« Nous n'habitons pas le même monde. Il y a un monde pour les bien-portants et ceux qui ont assez d'argent pour penser que nous vivons dans un monde égalitaire, et un monde pour les autres. »
Le narrateur, Martin Page (?), est un écrivain qui a fui Paris avec sa compagne pour trouver un certain équilibre et la tranquillité et pour survivre de sa plume... Mais, il ne dédaigne pas retourner dans la capitale pour de courts séjours, retrouver des amis ou remplir quelque obligation professionnelle.
« Depuis notre exil en Belgique, il me semble que l'étranger est un bon endroit pour être français. mais retrouver mon pays m'émeut. C'est chez moi. J'aime ce pays joyeux et frondeur, j'aime ce pays dès lors qu'il se donne la liberté de ne plus être rationnel, arrogant et féodal. J'aime une France excentrique, enthousiaste et créative, et qui se bat pour survivre. »

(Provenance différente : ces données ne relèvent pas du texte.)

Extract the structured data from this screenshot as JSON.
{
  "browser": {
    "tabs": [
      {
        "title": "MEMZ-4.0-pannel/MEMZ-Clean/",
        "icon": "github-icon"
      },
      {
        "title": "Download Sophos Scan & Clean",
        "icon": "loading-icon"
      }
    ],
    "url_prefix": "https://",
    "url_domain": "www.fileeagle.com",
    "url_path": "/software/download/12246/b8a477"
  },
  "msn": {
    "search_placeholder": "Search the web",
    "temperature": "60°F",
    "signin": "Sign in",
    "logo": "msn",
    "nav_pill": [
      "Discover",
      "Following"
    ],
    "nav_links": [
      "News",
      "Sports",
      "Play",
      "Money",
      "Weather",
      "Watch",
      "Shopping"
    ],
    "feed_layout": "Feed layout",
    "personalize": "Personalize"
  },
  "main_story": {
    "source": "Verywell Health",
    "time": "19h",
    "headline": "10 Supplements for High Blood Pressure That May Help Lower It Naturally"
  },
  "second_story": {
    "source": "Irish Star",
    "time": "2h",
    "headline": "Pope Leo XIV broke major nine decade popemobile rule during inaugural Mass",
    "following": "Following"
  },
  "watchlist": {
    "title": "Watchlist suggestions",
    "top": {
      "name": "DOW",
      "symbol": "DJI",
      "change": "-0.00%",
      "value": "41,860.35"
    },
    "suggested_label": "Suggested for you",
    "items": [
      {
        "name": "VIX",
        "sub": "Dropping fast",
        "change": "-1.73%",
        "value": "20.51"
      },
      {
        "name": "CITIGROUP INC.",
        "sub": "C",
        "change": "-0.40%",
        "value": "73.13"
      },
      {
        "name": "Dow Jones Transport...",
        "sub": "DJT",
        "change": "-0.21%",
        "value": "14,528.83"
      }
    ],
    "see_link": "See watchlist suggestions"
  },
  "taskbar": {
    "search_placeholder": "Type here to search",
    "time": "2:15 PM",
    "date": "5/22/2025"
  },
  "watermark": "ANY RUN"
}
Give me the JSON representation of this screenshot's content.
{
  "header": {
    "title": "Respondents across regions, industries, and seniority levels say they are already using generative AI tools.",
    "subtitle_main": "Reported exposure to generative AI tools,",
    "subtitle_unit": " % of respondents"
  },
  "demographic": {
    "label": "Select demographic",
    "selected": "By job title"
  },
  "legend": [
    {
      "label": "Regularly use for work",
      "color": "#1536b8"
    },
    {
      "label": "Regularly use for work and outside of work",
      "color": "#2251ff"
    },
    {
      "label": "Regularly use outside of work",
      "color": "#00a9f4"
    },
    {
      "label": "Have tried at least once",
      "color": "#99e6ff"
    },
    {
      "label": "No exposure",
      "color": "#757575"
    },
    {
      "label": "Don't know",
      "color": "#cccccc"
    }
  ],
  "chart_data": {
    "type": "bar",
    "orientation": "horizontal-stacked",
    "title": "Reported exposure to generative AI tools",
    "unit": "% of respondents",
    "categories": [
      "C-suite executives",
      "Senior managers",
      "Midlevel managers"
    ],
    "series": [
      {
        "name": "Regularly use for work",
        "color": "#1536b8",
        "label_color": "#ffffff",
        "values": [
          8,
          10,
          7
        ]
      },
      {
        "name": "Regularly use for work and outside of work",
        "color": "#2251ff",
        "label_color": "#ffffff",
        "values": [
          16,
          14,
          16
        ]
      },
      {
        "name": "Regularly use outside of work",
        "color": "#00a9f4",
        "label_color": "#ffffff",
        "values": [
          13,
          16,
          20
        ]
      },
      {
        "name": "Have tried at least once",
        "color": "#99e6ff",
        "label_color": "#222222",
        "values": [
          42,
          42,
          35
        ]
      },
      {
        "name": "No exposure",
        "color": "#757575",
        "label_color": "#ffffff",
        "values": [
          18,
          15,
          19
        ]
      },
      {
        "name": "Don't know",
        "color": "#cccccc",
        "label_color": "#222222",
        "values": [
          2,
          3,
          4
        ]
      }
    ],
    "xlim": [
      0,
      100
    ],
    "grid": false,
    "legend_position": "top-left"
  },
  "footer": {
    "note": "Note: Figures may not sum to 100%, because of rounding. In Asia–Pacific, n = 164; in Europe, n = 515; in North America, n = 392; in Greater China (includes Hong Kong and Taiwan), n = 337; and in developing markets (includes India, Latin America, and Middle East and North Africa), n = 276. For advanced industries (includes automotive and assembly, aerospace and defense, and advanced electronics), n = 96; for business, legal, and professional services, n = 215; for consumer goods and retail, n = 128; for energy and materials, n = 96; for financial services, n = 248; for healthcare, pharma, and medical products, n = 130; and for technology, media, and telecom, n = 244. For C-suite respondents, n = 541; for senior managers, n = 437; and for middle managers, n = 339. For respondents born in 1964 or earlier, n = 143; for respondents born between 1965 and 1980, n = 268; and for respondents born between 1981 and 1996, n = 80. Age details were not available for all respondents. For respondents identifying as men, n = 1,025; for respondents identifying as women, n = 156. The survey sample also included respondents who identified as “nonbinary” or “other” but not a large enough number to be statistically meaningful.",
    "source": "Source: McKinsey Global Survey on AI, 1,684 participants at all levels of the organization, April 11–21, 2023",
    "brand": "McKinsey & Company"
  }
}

Ainsi, l'auteur débarque chez un ami sculpteur qui réside à Belleville. Il nous fait partager ses pérégrinations, ses rencontres, ses rêves et ses pensées. Ses dernières se focalisent sur le projet d'adaptation d'un de ses romans au cinéma. Il rencontrera une sexagénaire qui incarne la réussite sociale. Il découvrira que cette femme se retrouve à un tournant de sa vie, ou plutôt dans une impasse dont elle veut sortir. D'abord en quittant son ami et ensuite en souhaitant changer de vie.
« A partir d'un certain âge, on apprend à ne plus se forcer. On apprend à ne plus être poli. A ne plus tout accepter parce qu'on est bien élevé. On ne claque pas forcément les portes. Mais on ne rappelle pas. On disparaît. La vie est courte et il est hors de question que je la passe à obéir à des injonctions que je réprouve. je n'ai pas de temps à perdre en conneries. »

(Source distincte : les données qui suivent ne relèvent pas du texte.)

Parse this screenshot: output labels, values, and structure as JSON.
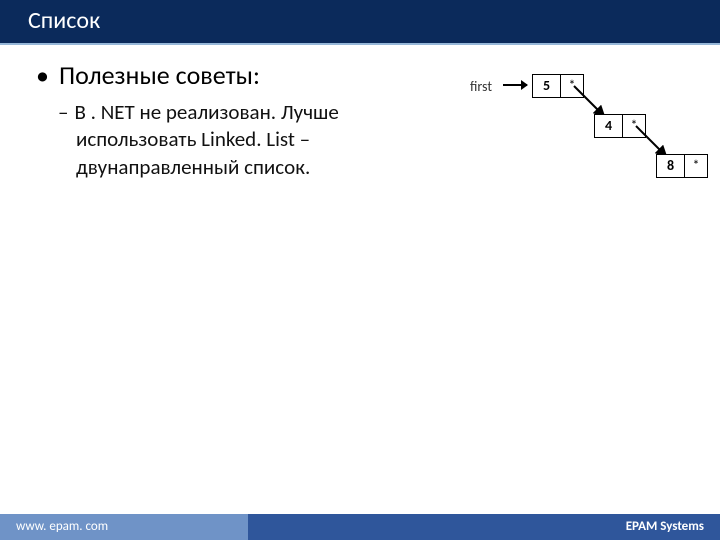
{
  "title": "Список",
  "main_bullet": "Полезные советы:",
  "sub_bullet": "В . NET не реализован. Лучше использовать Linked. List – двунаправленный список.",
  "diagram": {
    "first_label": "first",
    "nodes": [
      {
        "value": "5",
        "ptr": "*"
      },
      {
        "value": "4",
        "ptr": "*"
      },
      {
        "value": "8",
        "ptr": "*"
      }
    ]
  },
  "footer_left": "www. epam. com",
  "footer_right": "EPAM Systems"
}
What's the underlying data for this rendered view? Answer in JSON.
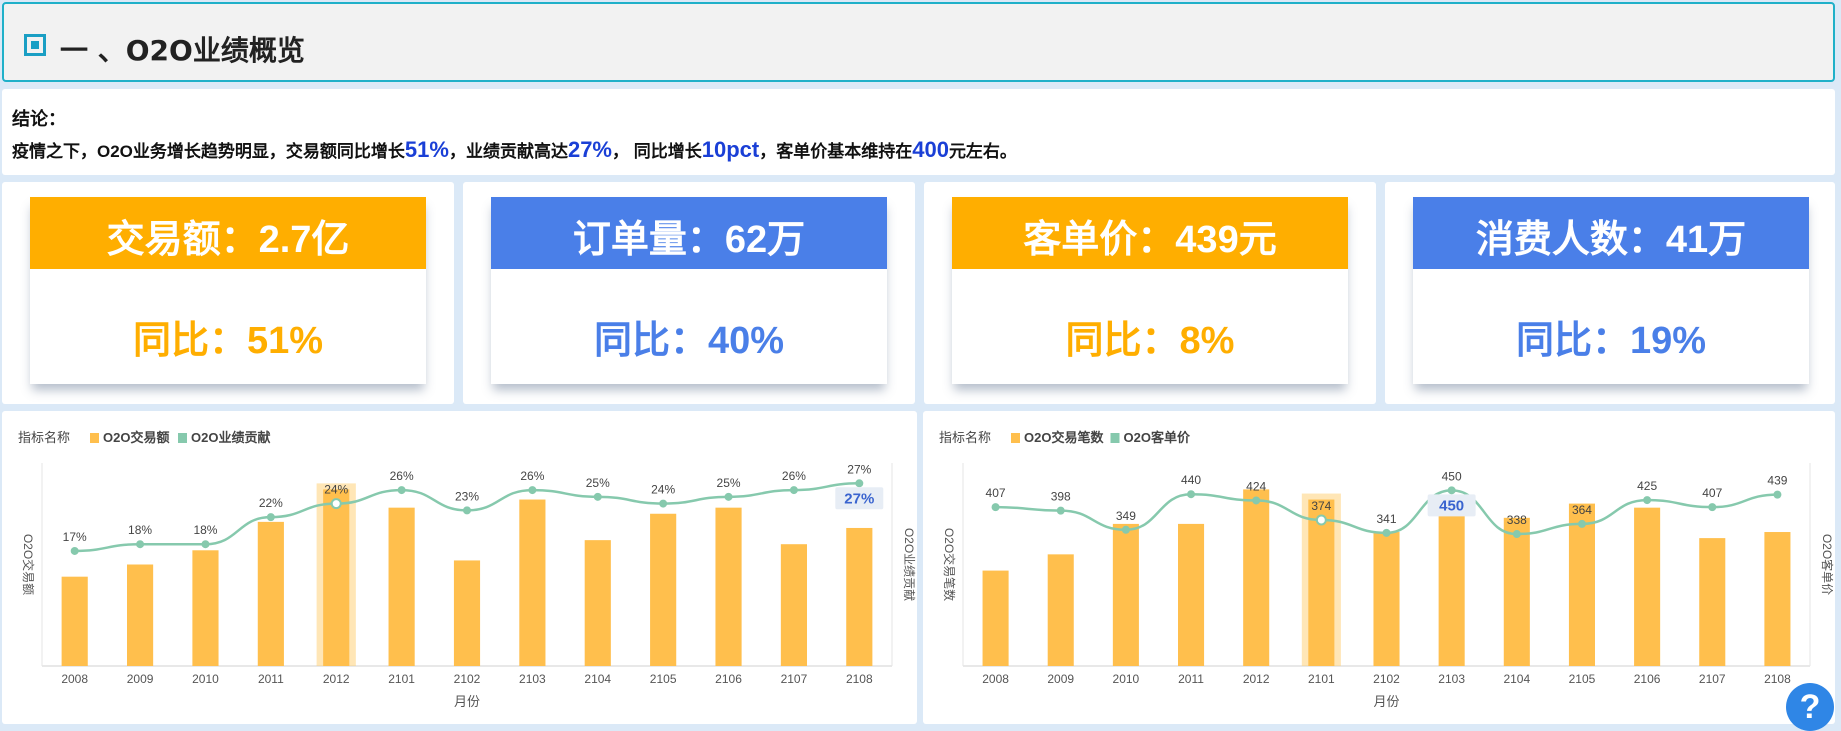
{
  "header": {
    "title": "一 、O2O业绩概览"
  },
  "conclusion": {
    "label": "结论：",
    "parts": [
      "疫情之下，O2O业务增长趋势明显，交易额同比增长",
      "51%",
      "，业绩贡献高达",
      "27%",
      "， 同比增长",
      "10pct",
      "，客单价基本维持在",
      "400",
      "元左右。"
    ]
  },
  "kpis": [
    {
      "label": "交易额：2.7亿",
      "yoy": "同比：51%",
      "color": "#ffae00"
    },
    {
      "label": "订单量：62万",
      "yoy": "同比：40%",
      "color": "#4a7fe8"
    },
    {
      "label": "客单价：439元",
      "yoy": "同比：8%",
      "color": "#ffae00"
    },
    {
      "label": "消费人数：41万",
      "yoy": "同比：19%",
      "color": "#4a7fe8"
    }
  ],
  "colors": {
    "bar": "#ffbf4d",
    "line": "#86c9ad",
    "highlight_text": "#3a64cf"
  },
  "help_label": "?",
  "chart_data": [
    {
      "type": "bar+line",
      "legend_title": "指标名称",
      "legend_position": "top-left",
      "categories": [
        "2008",
        "2009",
        "2010",
        "2011",
        "2012",
        "2101",
        "2102",
        "2103",
        "2104",
        "2105",
        "2106",
        "2107",
        "2108"
      ],
      "series": [
        {
          "name": "O2O交易额",
          "type": "bar",
          "axis": "left",
          "values": [
            44,
            50,
            57,
            71,
            87,
            78,
            52,
            82,
            62,
            75,
            78,
            60,
            68
          ]
        },
        {
          "name": "O2O业绩贡献",
          "type": "line",
          "axis": "right",
          "values": [
            17,
            18,
            18,
            22,
            24,
            26,
            23,
            26,
            25,
            24,
            25,
            26,
            27
          ],
          "labels": [
            "17%",
            "18%",
            "18%",
            "22%",
            "24%",
            "26%",
            "23%",
            "26%",
            "25%",
            "24%",
            "25%",
            "26%",
            "27%"
          ]
        }
      ],
      "xlabel": "月份",
      "ylabel_left": "O2O交易额",
      "ylabel_right": "O2O业绩贡献",
      "ylim_left": [
        0,
        100
      ],
      "ylim_right": [
        0,
        30
      ],
      "highlight_index": 4,
      "callout": "27%"
    },
    {
      "type": "bar+line",
      "legend_title": "指标名称",
      "legend_position": "top-left",
      "categories": [
        "2008",
        "2009",
        "2010",
        "2011",
        "2012",
        "2101",
        "2102",
        "2103",
        "2104",
        "2105",
        "2106",
        "2107",
        "2108"
      ],
      "series": [
        {
          "name": "O2O交易笔数",
          "type": "bar",
          "axis": "left",
          "values": [
            47,
            55,
            70,
            70,
            87,
            82,
            66,
            78,
            73,
            80,
            78,
            63,
            66
          ]
        },
        {
          "name": "O2O客单价",
          "type": "line",
          "axis": "right",
          "values": [
            407,
            398,
            349,
            440,
            424,
            374,
            341,
            450,
            338,
            364,
            425,
            407,
            439
          ],
          "labels": [
            "407",
            "398",
            "349",
            "440",
            "424",
            "374",
            "341",
            "450",
            "338",
            "364",
            "425",
            "407",
            "439"
          ]
        }
      ],
      "xlabel": "月份",
      "ylabel_left": "O2O交易笔数",
      "ylabel_right": "O2O客单价",
      "ylim_left": [
        0,
        100
      ],
      "ylim_right": [
        0,
        520
      ],
      "highlight_index": 5,
      "callout": "450"
    }
  ]
}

Dès le deuxième rendez-vous, il apprend que le projet de scénario tombe à l'eau malgré la signature du contrat. La productrice s'engage à respecter l'un de ses engagements, le versement de la somme due, mais il devra l'aider à préparer son déménagement. Le voilà donc à faire des cartons, porter des meubles ou aller à une consultation médicale à la place de cette femme.
« Je n'aimerais pas être à la place de quelqu'un qui pense que les livres ne changent pas la vie. J'écris pour essayer de sauver les autres. Non, je rectifie : j'écris pour me sauver moi-même. Peut-être que ce n'est pas contradictoire. Une chose est sûre : c'est le signe d'une ambition démesurée, sans doute d'une certaine folie. »
Ce récit a aussi une dimension onirique qui complète ou nourrit les autres en évoquant ses rêves, étranges et pénétrants, dans l'une des sculptures de son ami : ses rencontres avec lui-même à l'âge de 12 ans... qui forcément l'interrogent.
Au final, Martin Page livre un récit étonnant à la fois réaliste et onirique, social et philosophique.